LET US DRAW NEAR
- Church Admin
- Oct 3
- 3 min read

“Since then we have a great high priest who has passed through the heavens, Jesus, the Son of God, let us hold fast our confession. For we do not have a high priest who is unable to sympathize with our weaknesses, but one who in every respect has been tempted as we are, yet without sin. Let us then with confidence draw near to the throne of grace, that we may receive mercy and find grace to help in time of need.” (Hebrews 4:14-16)
Did you have family dinner time when you were growing up? Did your family gather at a table at the end of the day and eat a meal together? Do you have fond memories of that time, or no memories of doing it at all? For me, I have two different kinds of memories—the memory of dinner time at my dad’s house and dinner time at my mom’s house. My parents were divorced when I was really young, so I have two separate (and somewhat polar opposite) memories of dinner time.

At my dad’s house, dinner time was strictly for eating dinner; not a time for conversation, but simply consumption. In fact, when my siblings and I would begin to talk more than we ate, I can still hear my dad telling us to talk LESS, and eat MORE. (Now, to be fair, I have to tell my kids similar things today, lest they choke on their food while talking.) Growing up, to me it seemed like my dad viewed the dinner table, and the time spent there, simply to eat food.
At my mom’s house, things were starkly different. Almost without fail, we had dinner together every single night. We ate our food together, but we talked A LOT while we ate. It was LOUD, and somewhat chaotic, during dinner time at my mom’s house. For my siblings and I, while we ate dinner, we laughed at things and often yelled at each other. Dinner was a time to converse, while we consumed.

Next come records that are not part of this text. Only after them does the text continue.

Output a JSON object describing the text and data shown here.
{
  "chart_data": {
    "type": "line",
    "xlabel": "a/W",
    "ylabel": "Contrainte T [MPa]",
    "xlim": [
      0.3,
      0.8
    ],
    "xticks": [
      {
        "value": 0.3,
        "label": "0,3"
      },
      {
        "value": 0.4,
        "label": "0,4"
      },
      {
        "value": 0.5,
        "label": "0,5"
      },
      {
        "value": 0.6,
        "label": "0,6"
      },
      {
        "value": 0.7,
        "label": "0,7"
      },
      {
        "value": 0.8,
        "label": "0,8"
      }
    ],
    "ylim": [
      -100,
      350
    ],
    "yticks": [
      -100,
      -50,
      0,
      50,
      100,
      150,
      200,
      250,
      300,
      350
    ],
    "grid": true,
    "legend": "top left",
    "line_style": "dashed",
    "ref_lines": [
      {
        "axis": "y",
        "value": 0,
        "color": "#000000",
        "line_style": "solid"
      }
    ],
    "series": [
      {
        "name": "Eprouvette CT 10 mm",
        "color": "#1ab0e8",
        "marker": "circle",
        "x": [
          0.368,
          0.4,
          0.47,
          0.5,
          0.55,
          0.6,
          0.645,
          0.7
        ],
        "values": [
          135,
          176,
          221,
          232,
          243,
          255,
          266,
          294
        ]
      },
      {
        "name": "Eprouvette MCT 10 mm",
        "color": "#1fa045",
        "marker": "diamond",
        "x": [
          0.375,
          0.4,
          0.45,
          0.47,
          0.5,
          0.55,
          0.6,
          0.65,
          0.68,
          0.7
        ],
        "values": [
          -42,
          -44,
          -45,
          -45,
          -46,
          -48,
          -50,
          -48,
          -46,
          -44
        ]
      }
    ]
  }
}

Our church celebrates the Communion Ordinance once a month, on the first Sunday of every month. So this coming Sunday is a “Communion Sunday”. We have a normal service, and then at the end of the service one of the men in our church shares a short devotion and then we take the communion elements together. But twice a year we have a Communion “Emphasis” service, where we dedicate the entire service to intentionally thinking about and slowing down our participation in communion.
When Jesus first instituted Communion, it was part of a larger meal; it was a ‘dinner time’ with Him and His disciples. Even today, often churches refer to the taking of the bread and cup as ‘coming to the communion table.’ Though the symbolism isn’t always as clear to those who have yet to become fully “initiated” into the norms of church life, communion in a service is meant to reflect, even in a small way, coming to God’s dinner table, having been invited in by Jesus.
In the passage above, the author of Hebrews has been speaking on the coming salvation rest that God has promised for His people. He reminds those who are reading his letter of the importance of “striving” to enter God’s rest (Heb. 4:11), and the consequences that will come to those who don’t. But as the author of Hebrews concludes that section, he writes the words in verses 14-16; and he focuses in on Jesus. The point that he is making, at least there, is that we will only be at rest, when we find our rest in Jesus Christ. And one of the great truths that is communicated in these verses is that the only One who can give us true rest has graciously invited us to rest in and with Him.
For some, Communion is strictly for taking the elements in obedience to Christ’s command, for others it is for conversing with and confession of sin to God, lest we take of communion with unrepentant sin. Both of those things are truth, both are necessary (and many more things!), but neither one are meant to be the focus of Communion. The focus is the Host, Jesus Himself. He has invited us into His home, to His table, to enjoy His Presence.
So, let us draw near to the throne of grace, for that is there where we find Jesus, the Son of God, who gives “grace to help in time of need.”